Book Review – Go Set a Watchman by Harper Lee

Go set a watchman coverGo Set a Watchman
Harper Lee
Hardcover: 288 pages
Publisher: Harper; 1 edition (July 14, 2015)
Language: English
ISBN-10: 0062409859
ISBN-13: 978-0062409850

BOOK BLURB: Maycomb, Alabama. Twenty-six-year-old Jean Louise Finch—”Scout”—returns home from New York City to visit her aging father, Atticus. Set against the backdrop of the civil rights tensions and political turmoil that were transforming the South, Jean Louise’s homecoming turns bittersweet when she learns disturbing truths about her close-knit family, the town, and the people dearest to her. Memories from her childhood flood back, and her values and assumptions are thrown into doubt. Featuring many of the iconic characters from To Kill a Mockingbird, Go Set a Watchman perfectly captures a young woman, and a world, in painful yet necessary transition out of the illusions of the past—a journey that can only be guided by one’s own conscience.

REVIEW: First I must say it has been ages since I read, To Kill a Mockingbird, so I can’t compare the writing in this book to that one like so many reviewers have, but I did find a bit of the same wit and wisdom that I remember from To Kill a Mockingbird. And Jean Louise, Scout, while grown up, has much of that same spirit we loved in her when she was a child.

Like so many southern writers of that era – the 1950s and 60s –  Harper Lee has a wonderful way with language, and the reader is immediately transported to one of those country homes where people talk in a soft easy drawl and tell stories on the veranda. The people in the story are typical deep-south folks with genteel manners and clearly defined expectations of the way people should comport themselves. And they have such a colorful way of telling a story.

However, what is really good about the writing is in sharp contrast to what isn’t so good. When I started reading, I was looking forward to following Scout as she comes to terms with her father, who is not the God she once thought him to be. That idolization of a father is common, and for some of us, when the idol falls off the pedestal it can be devastating. Some of that devastation came through in the story, but her coming to terms with it fell flat.

At one point she is referred to as color blind and when she confronts Atticus about his racism she says, “Why didn’t you tell me the difference between justice and justice and right and right? Why didn’t you?”

To which Atticus replies, “I didn’t think it necessary nor do I think it now.”

“Well it was necessary and you know it. God! And speaking of God why didn’t you make it very plain to me that God made the races and put the black folks in Africa with the intention of keeping them there so the missionaries could go tell them that Jesus loved them and meant for them to stay in Africa? That us bringing them over here was all a bad mistake, so they’re to blame. That Jesus loved all mankind but there are different kinds of men with separate fences around them. That Jesus meant that any man can go as far as he wants within that fence.”
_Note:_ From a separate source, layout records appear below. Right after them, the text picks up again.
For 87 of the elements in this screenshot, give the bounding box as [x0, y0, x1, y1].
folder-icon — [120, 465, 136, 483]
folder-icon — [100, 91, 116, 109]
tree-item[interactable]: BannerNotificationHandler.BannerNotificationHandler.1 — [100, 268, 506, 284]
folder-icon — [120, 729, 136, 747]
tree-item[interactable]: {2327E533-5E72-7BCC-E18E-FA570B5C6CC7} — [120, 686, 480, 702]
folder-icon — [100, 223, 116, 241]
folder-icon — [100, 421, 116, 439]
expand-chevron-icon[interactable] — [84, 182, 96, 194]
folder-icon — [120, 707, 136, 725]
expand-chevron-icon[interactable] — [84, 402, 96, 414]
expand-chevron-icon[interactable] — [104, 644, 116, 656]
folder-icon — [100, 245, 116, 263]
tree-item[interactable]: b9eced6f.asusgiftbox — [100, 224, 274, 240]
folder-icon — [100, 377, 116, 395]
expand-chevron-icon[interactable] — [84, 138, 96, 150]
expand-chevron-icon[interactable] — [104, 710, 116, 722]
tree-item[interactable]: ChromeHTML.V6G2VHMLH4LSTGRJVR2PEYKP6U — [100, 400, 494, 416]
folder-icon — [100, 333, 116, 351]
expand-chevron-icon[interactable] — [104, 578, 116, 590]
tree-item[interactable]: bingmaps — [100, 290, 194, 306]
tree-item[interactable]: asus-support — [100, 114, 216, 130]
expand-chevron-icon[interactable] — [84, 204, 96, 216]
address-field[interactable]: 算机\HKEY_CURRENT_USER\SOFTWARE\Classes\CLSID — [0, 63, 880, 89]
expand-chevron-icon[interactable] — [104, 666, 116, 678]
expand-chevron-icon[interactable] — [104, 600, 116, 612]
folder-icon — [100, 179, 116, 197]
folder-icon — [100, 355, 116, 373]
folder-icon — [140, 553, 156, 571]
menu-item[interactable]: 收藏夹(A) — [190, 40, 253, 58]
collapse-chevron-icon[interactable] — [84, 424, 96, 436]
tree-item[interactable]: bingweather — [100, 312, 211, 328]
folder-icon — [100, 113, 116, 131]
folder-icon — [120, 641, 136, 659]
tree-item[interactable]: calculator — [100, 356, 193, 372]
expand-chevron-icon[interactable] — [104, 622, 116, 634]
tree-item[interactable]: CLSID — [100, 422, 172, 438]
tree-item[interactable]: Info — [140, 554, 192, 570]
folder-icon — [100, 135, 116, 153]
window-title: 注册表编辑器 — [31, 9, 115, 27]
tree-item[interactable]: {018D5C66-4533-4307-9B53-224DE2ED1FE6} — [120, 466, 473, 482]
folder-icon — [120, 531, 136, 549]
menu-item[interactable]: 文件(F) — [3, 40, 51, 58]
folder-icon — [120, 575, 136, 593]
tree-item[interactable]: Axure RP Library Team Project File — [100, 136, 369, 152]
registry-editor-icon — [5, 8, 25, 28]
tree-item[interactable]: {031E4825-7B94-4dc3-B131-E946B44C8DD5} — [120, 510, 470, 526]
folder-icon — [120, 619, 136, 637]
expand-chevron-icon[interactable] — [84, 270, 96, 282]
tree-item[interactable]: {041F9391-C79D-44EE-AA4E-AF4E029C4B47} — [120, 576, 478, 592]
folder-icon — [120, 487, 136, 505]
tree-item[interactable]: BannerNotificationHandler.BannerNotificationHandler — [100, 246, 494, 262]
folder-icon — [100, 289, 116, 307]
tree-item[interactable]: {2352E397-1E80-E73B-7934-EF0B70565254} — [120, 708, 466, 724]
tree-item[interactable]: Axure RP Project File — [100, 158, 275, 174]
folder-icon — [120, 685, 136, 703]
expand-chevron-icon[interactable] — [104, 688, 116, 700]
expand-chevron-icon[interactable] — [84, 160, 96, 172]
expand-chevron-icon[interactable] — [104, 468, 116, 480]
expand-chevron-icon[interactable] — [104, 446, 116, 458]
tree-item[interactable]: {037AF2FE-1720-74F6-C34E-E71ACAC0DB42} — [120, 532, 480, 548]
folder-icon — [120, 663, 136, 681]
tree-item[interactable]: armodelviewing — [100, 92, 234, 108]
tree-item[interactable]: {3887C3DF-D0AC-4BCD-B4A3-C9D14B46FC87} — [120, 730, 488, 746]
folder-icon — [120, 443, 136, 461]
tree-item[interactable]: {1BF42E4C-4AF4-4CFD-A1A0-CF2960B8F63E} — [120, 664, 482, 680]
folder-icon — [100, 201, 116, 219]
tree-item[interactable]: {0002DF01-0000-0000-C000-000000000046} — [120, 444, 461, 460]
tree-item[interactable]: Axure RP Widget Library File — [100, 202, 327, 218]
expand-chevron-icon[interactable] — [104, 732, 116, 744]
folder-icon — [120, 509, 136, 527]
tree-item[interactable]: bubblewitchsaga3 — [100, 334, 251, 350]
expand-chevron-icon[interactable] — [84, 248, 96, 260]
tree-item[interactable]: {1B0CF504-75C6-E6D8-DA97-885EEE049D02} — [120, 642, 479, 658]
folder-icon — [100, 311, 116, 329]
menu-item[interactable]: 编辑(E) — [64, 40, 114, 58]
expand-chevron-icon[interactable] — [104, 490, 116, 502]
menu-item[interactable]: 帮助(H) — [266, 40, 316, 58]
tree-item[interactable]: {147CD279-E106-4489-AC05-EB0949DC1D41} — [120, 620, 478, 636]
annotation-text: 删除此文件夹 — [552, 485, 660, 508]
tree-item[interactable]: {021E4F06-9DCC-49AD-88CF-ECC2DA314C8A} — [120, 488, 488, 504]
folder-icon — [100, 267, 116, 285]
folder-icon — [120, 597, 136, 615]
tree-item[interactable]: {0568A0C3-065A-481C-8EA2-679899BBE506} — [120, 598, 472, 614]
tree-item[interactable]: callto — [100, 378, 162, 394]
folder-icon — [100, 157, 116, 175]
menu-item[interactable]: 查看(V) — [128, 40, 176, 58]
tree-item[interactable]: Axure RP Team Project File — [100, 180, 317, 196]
What follows is Atticus calmly accepting her ranting, but saying little in response. That was a disappointment, as was Scout’s eventual acceptance of the status quo. While the book does a good job of raising one’s consciousness about issues of bigotry, it doesn’t challenge enough.

There were people of that era, even in the South, who were not Separatists and did not think that people of color were second-class citizens. Scout appeared to be one of those people at first, bringing a wider world view back to her small hometown, but she ended up not being as strong as she needed to be to have a compete character arc in the story.

Still, I wouldn’t dismiss the book as not worth a read. I believe it is for a glimpse of life after To Kill a Mockingbird and a visit with some of the characters we met back then.